Bitrate - This is how good your stream will look, and there are some rules to go by when determining what you want your bitrate to be at. For me, I have 5mb upload speed which is the best I can do in my area. I have to have my bitrate be at a level that looks good, doesn't exceed 5mb, and also allows room for spikes. I set mine at 2700 to play it safe, but 3000 when I'm feeling lucky. These are very safe numbers, I probably could do 3500 but then I'd worry about playing online games where I'd need the extra bandwidth. You have to play with this number but eventually you'll get it right. What to look out for is your framerate while streaming. OBS will tell you if you are dropping frames and this means you need to lower your bitrate...or...
Processing Speed - There is a setting in the advanced tab that lets you overwork your processor in favor of bandwidth to make shit look nicer. Veryfast is the default and what that means is OBS won't use your processor that much. But if you have a really good processor you can bump that up to Fast, or beyond. I don't recommend going higher than Fast only because the other settings don't provide much more quality for how much performance you will dip.
Resolution - The goal for most streamers is to get a 720p stream essentially. This means you want your output resolution to be 1280x720. If your stream is struggling though you can lower it, but there's really no reason to go above this either. Why you may ask? Because you have to consider your audience will mostly not even be able to view a 1080p stream unless they have super ridiculous Internets. You would be limiting your available viewer base for a meager quality upgrade.

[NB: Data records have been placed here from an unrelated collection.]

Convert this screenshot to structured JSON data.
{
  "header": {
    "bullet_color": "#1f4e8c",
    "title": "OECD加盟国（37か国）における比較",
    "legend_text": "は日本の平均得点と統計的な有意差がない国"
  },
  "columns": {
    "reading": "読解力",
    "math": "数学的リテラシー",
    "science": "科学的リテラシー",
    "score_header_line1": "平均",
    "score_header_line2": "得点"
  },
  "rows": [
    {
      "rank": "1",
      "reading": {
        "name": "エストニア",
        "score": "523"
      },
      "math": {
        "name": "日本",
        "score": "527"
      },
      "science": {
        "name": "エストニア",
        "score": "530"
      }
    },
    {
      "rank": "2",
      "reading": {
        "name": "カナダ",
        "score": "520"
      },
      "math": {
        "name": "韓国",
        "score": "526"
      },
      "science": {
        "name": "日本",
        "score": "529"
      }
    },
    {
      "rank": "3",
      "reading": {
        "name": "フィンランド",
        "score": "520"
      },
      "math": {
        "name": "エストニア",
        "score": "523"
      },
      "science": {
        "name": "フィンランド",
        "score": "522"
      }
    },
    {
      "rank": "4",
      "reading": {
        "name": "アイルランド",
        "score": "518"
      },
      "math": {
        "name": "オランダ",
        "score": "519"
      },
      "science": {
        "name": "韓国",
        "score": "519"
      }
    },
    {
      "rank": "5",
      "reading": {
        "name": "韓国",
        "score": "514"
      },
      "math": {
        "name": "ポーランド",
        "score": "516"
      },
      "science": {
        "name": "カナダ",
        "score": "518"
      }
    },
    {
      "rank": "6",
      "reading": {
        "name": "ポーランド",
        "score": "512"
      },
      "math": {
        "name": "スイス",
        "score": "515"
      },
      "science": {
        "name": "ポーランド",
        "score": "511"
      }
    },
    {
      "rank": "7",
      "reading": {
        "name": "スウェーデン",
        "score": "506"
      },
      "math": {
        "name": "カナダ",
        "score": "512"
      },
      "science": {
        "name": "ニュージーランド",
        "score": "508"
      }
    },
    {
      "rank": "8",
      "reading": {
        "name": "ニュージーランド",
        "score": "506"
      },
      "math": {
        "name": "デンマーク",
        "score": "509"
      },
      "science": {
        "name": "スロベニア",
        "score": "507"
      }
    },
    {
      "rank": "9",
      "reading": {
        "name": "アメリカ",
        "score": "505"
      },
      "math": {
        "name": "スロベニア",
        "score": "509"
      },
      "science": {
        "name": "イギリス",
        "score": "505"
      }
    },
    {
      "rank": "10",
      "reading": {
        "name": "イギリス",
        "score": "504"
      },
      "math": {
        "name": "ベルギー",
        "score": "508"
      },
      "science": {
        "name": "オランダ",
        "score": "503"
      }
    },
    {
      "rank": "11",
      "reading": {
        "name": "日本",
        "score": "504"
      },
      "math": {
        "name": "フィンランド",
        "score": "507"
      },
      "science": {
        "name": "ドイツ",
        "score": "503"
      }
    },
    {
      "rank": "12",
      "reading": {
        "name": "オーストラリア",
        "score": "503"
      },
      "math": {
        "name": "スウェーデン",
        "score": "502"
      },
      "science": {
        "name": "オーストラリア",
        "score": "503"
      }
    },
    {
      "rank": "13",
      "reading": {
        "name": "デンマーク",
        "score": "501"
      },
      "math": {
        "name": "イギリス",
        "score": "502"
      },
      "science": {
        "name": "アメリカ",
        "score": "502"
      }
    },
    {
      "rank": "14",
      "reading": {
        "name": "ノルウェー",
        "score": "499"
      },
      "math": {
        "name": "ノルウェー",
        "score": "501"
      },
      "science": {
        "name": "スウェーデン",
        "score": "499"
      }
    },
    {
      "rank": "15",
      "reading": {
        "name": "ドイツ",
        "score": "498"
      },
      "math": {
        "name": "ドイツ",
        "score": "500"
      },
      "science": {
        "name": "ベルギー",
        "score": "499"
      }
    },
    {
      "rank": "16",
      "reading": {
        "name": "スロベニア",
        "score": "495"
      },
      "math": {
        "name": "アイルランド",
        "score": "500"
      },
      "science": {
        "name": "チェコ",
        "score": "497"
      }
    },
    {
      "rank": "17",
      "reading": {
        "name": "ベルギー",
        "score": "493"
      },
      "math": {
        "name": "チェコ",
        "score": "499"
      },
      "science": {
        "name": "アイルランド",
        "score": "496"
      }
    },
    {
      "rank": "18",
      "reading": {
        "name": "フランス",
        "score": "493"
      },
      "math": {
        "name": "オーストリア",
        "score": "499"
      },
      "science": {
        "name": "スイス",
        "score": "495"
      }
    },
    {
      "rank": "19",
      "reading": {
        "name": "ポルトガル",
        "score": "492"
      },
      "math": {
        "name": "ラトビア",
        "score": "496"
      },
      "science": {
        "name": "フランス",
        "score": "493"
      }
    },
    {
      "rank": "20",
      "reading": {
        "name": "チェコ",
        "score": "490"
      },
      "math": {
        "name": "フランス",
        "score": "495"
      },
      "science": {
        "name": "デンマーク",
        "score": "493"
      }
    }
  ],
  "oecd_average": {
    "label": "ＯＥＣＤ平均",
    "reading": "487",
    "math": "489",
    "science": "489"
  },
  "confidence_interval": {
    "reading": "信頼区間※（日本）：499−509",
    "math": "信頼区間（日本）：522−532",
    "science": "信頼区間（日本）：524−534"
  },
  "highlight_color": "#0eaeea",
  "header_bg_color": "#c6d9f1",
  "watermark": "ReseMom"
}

Those are the three main settings you will be playing around with until you get that sweet spot. The basics of using the program become self apparent as you play around with stuff like adding your webcam, microphones, capturing windows. Also, Twitch.tv shows you how to add your account to the OBS software to get it synced up.
Some helpful tips:
Audio delay - This issue will come up in more ways than you'd realize. You must understand that there are multiple audio sources happening in different places all going through one channel so issues arise from this. Especially with capture cards. The capture cards will give you roughly a 3 second delay on audio vs your mic and video game. So if you die and yell "shiiiiiit!" that shit won't come until 3 seconds before you die on the stream, giving yourself away. There is a very simple fix in OBS that will delay your mic by however long you want it to. I have set mine to 2500 milliseconds but you have to play around with it. You also have to delay your webcam the same amount or you'll end up looking like a poorly dubbed kung-fu flick.
Sever - Pick the RIGHT server. I can't stress the importance of this and how much time it will save you. After I bought my new fancy high speed internets and tested it out I was very disappointed that it wasn't working right....then I figured out I was using the Twitch California server and I'm in Michigan, doh! Very simply, in OBS you can select which server is closest to you. That's a good rule of thumb but there is a program out there that pings all the servers and you can determine which is fastest for you. Just google Twitch server ping and it's the first one there.
Cropping - OBS has a lovely hidden feature to let you crop things when you select "edit scene" for monitor capture. You just hold Alt down while sizing stuff and it crops it down. This is VERY useful.
And that's all for now. Leave questions in the comments and I can help out if needed. I didn't cover everything but went over the most important stuff.